La nueva tendencia de programar sin IA

Todo empezó prestando atención a una preocupación que crece en mi: Tanta IA me volverá inútil (ya sin signos de interrogación). Buscando ideas para empezar un proyecto de código abierto que empezar a mano, di con algo que me sorprendió: Los desarrolladores jóvenes parecen ya no saber escribir código, se está usando IA para generar código hasta en las universidades, graduados y casi-graduados preguntan en foros cómo se programa a mano.

Así, encontré que está surgiendo una nueva tendencia: Escribir código sin inteligencia artificial*. Leer el proyecto, pensar una solución y usar el teclado para implementarla. Suena ridículo llamarlo «nueva tendencia», incluso llamarlo «tendencia», como anunciar que algunos arquitectos empiezan a hacer cálculos estructurales antes de construirlos.

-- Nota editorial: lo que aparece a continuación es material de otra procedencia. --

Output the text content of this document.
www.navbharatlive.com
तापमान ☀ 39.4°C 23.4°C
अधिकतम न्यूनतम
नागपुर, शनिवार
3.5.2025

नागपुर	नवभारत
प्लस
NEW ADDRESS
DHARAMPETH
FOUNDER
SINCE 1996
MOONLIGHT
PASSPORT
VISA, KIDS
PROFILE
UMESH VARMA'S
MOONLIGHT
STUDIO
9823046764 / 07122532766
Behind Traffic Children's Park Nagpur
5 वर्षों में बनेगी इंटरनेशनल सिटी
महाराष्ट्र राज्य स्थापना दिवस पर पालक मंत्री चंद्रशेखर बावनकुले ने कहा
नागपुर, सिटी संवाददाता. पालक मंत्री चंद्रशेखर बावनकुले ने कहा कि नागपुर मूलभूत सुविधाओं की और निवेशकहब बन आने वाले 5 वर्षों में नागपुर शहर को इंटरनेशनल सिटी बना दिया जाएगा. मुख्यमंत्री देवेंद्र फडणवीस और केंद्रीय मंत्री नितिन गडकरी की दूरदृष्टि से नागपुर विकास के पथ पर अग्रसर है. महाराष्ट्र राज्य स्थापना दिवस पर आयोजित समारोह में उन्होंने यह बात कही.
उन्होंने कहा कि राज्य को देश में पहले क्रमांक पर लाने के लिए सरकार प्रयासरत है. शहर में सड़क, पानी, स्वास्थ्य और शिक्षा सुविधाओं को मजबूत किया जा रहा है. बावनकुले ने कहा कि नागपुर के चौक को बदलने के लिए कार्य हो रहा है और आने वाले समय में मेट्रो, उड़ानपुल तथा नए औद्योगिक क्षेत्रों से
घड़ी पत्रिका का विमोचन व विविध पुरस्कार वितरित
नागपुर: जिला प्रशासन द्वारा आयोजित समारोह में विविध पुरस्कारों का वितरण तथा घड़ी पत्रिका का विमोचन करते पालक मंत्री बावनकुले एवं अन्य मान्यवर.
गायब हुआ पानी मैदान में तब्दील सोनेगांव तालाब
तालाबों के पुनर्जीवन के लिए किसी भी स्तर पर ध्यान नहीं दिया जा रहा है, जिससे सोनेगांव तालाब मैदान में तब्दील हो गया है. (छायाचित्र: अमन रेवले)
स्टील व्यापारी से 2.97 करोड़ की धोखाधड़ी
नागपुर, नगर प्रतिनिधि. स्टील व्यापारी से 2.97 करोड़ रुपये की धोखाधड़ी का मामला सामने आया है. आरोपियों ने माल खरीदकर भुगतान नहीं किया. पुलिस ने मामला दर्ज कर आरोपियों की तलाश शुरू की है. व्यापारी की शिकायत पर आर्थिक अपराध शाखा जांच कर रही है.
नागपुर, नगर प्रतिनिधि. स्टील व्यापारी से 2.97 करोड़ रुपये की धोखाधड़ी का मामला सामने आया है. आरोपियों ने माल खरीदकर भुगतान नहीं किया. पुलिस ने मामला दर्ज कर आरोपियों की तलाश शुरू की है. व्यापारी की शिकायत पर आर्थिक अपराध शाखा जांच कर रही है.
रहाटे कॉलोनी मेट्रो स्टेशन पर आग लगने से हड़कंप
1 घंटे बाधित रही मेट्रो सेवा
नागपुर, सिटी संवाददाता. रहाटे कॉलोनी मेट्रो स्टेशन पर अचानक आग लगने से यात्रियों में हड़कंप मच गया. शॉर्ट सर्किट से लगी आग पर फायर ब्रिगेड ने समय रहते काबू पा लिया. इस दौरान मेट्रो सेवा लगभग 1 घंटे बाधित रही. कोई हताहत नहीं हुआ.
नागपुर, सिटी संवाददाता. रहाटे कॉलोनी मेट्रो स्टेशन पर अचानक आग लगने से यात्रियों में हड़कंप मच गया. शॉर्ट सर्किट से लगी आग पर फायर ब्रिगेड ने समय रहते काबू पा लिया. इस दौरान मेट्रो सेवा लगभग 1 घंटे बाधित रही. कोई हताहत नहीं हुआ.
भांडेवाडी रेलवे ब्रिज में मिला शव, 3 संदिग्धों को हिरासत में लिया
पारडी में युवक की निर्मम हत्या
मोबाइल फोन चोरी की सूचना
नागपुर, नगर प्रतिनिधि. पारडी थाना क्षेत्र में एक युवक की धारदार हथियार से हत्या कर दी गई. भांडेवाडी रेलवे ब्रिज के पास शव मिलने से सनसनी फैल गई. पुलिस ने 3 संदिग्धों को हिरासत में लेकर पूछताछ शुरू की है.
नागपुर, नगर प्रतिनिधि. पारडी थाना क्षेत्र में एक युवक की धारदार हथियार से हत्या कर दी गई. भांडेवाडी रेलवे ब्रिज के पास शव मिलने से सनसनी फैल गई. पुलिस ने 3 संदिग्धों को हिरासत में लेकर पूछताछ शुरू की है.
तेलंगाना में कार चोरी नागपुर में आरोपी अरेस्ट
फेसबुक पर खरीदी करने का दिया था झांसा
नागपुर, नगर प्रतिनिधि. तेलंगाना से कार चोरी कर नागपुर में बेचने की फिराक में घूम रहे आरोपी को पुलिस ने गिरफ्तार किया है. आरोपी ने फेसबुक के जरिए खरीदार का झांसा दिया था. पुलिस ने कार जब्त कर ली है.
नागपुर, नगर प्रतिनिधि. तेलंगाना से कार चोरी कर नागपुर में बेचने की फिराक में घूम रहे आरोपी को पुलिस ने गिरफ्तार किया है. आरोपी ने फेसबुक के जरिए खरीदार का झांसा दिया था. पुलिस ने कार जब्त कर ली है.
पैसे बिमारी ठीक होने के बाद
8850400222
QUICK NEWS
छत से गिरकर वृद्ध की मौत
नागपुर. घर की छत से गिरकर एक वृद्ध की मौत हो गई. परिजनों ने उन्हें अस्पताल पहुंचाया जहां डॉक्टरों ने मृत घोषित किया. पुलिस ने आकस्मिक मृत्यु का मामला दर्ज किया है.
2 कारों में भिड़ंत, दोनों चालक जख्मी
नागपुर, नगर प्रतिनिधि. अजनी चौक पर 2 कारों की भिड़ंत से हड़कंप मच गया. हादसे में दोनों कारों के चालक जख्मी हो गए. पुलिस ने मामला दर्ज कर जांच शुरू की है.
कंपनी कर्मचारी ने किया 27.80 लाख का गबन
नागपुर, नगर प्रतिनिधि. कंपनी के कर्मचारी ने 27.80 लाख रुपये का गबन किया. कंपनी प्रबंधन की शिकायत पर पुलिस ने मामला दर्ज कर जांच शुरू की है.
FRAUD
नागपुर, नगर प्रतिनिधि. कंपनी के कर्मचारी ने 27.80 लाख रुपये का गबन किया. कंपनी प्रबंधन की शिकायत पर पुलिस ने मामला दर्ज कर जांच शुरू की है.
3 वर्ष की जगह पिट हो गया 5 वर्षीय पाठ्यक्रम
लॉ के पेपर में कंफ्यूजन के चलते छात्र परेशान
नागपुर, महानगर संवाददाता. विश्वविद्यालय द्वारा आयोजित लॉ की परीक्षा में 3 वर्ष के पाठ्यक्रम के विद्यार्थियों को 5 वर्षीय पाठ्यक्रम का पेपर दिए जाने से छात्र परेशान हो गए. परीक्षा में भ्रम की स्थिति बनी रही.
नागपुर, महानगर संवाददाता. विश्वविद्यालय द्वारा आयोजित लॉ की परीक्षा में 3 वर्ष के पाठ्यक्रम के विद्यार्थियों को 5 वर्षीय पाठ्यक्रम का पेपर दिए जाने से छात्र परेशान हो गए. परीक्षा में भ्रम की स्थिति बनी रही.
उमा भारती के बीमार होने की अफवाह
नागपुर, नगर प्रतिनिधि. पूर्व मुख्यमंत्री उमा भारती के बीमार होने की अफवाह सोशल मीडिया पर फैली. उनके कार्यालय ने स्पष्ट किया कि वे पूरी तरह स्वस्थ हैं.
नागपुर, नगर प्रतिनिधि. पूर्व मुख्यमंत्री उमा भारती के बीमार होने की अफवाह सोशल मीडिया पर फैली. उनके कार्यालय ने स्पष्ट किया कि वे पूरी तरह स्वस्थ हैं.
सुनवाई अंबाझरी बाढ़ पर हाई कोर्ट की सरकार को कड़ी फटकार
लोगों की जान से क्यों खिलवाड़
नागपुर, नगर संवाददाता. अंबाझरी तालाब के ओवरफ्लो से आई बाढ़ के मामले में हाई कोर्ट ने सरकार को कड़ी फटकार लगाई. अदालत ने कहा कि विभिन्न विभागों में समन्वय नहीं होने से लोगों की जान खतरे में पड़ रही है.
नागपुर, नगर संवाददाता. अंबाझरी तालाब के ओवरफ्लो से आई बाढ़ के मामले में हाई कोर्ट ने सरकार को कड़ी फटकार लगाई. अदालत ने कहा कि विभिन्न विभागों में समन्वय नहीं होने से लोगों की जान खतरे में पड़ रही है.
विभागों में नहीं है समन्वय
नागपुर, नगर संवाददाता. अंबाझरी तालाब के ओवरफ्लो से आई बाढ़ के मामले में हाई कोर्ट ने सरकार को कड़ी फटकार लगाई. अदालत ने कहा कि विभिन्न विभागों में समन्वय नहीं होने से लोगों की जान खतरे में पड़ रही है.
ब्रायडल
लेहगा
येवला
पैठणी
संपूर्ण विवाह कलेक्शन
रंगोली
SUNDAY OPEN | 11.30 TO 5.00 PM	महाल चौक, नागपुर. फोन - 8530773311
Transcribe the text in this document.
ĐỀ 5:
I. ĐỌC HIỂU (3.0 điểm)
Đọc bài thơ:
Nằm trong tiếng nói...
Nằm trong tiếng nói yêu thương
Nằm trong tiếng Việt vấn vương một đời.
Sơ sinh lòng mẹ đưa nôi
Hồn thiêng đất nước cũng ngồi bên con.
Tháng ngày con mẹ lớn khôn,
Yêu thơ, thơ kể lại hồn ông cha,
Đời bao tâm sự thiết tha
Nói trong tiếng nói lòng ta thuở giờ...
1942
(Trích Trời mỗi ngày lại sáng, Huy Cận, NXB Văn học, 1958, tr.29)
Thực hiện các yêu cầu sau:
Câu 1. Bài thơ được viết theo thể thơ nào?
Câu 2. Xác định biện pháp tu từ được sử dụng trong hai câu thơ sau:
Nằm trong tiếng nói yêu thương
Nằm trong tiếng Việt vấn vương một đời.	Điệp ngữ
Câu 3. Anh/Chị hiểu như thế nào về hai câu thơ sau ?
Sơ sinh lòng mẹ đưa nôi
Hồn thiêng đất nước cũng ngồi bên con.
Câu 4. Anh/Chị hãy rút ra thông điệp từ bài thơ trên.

Sin embargo, era predecible que esto ocurriera. En pocos años pasamos de creer que escribir código era desarrollar software, a ya ni siquiera escribirlo, olvidando la ingeniería previa y todas las habilidades que hasta hace muy poco eran simplemente parte del trabajo: La experiencia y el criterio para tomar decisiones, entender el sistema, formar un modelo mental, resolver ambigüedades, escribir soluciones simples y saber dónde buscar cuando algo falla. Hoy todo eso empieza a presentarse casi como una especialidad artesanal.

La IA puede programar, y cada vez mejor, pero producir código no equivale a construir un producto confiable. Cada día se ven los resultados de creadores sin experiencia delegando decisiones que no comprende. El resultado puede parecer correcto en la demostración, pero suele romperse apenas llega a producción y recibe algo de tráfico. Dependencias innecesarias, baches en la lógica o funcionalidad, mala UX, fallas de seguridad, pérdida de datos, uso ineficiente de infraestructura… son costos que se pagan caro, a veces con dinero, a veces con tiempo, esfuerzo y mala reputación.

El problema no es que la IA se haya equivocado en una línea. Insisto, como ya dije varias veces en este blog, en que esto no es anti-IA. El problema es que, al menos hasta que la AGI, nadie entendió lo suficiente lo que la IA hacía como para reconocer los riesgos y dirigirla efectivamente.

Programadores experimentados no estamos exentos. La velocidad vertiginosa de los últimos tiempos, junto con la presión de la industria, nos lleva a aceptar más código del que una podemos revisar. Se resuelven los requerimientos inmediatos, pero se pierde la visión de mayor nivel. Meses después, toca volver a revisar todo, o revisar lo que hicieron compañeros menos experimentados. Entonces, la productividad inicial se paga con intereses… y angustia.

La IA en general, y en particular la IA generativa y los agentes de hoy en día, es una de las herramientas más importantes que aparecieron en nuestra profesión. Pero su valor depende del criterio de quien la dirige. Pensar sigue siendo parte del trabajo, aunque ahora haya que aclararlo.

* Quiero creer que ese artículo es sátira, pero lo releo y no parece serlo.